Whether the Court may issue an order under Section 482 CrPC overriding the bar imposed under Section 362 CrPC?


  1. The Court struck aside the Ld. Trial Court's order on charge dated 07.10.2015, citing the CBI's seizure of videotape of the Central Team's inspection. On remand, the Court directed the accused to examine the videotape.
  2. The videography was key evidence, as it was mentioned in the witness's testimony. The CBI subsequently submitted an affidavit with the learned Trial Court stating that it did not hold the videotape and had made no inquiries into its existence.
  3. This was because the claimed incident occurred on September 26, 2008, but the inspection was videotaped on October 20, 2008. Affirming the CBI's request to modify a common judgement dated 29.07.2019, the Court held that the CBI's plea for modification of the common judgement of 29.07.2019 was refused.
  4. Section 482 Cr.P.C. could not override the 362 Cr.P.C. bar. A review was not permitted under Section 362 Cr.P.C. In accordance with Section 482 of the CrPC, only the Supreme Court was empowered to overturn the 29.07.2019 verdict.In accordance with the former Ld. ASG's direction, the Central Team inspection on October 20, 2008, was videotaped. The CBI did not oppose the videotape's existence or possession.
  5. The filming had been referenced often in the files.
  6. On October 13, 2008, the Ld. ASG asked that due to the disparity between the MCI-deputed team's and the Central Team's findings, a new inspection team be formed, and their inspection be videotaped.
  7. He admitted the footage's existence in his testimony. When the CBI came before this Court prior to the 29.07.2019 common ruling, it did not dispute the existence of the footage and claimed it was not charged. In accordance with the CBI's Affidavit dated 19.10.2020, MCI and MoHFW did not seize any such CD, tape, or video.
  8. A team of three individuals from the MoHFW conducted the only inspection on October 20, 2008, contrary to the Affidavit dated October 19, 2020. Dr. Anurag Srivastava notified the CBI about the inspection visit through a letter dated 11.09.2020. Dr. Srivastava was vague. Drs. Singh and Nair did not answer.
  9. The aforesaid evidence, which the Court had thoroughly examined, supported the assumption that the videotape was either lost or concealed. An investigation must confess fault in both circumstances.
  10. Contradictions in claims of videography's existence and ownership were rare. The Section Officer's statement and affidavit confirmed the filming.
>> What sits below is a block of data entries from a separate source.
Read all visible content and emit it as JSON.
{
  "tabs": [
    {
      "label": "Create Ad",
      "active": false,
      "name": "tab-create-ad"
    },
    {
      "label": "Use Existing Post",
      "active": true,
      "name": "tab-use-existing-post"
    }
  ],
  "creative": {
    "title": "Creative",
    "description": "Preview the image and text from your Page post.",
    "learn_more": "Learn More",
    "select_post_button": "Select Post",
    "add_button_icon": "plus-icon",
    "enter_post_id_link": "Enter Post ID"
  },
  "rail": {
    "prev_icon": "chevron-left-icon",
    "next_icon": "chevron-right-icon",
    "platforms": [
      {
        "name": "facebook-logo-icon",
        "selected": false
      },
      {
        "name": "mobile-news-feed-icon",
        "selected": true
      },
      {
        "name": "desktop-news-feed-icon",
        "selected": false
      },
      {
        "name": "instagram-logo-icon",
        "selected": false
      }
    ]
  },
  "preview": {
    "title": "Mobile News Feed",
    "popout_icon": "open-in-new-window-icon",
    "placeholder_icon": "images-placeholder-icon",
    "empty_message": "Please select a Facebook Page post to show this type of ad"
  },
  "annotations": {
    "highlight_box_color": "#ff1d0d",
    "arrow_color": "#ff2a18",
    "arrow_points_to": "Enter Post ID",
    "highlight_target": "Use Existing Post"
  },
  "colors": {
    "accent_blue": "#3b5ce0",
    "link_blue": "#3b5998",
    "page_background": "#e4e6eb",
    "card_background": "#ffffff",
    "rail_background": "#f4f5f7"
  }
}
  11. Even though the tape was missing, the CBI did not confiscate the notes recorded at the time of recording. Thus, the court stated that this led to a possible impropriety in the situation. The court then said that the proceduremust be completed in six weeks. After that, the findings must be revealed. And hence discarded the plea.


In conclusion, the Court was able to only use its power u/s Section 482 in the context of a rapidly shifting situation, as explained above. Regardless of the other circumstances, the decision entered according to Section 362 is functus officio, which meant that the Court was unable to overcome the bar to review the judgment.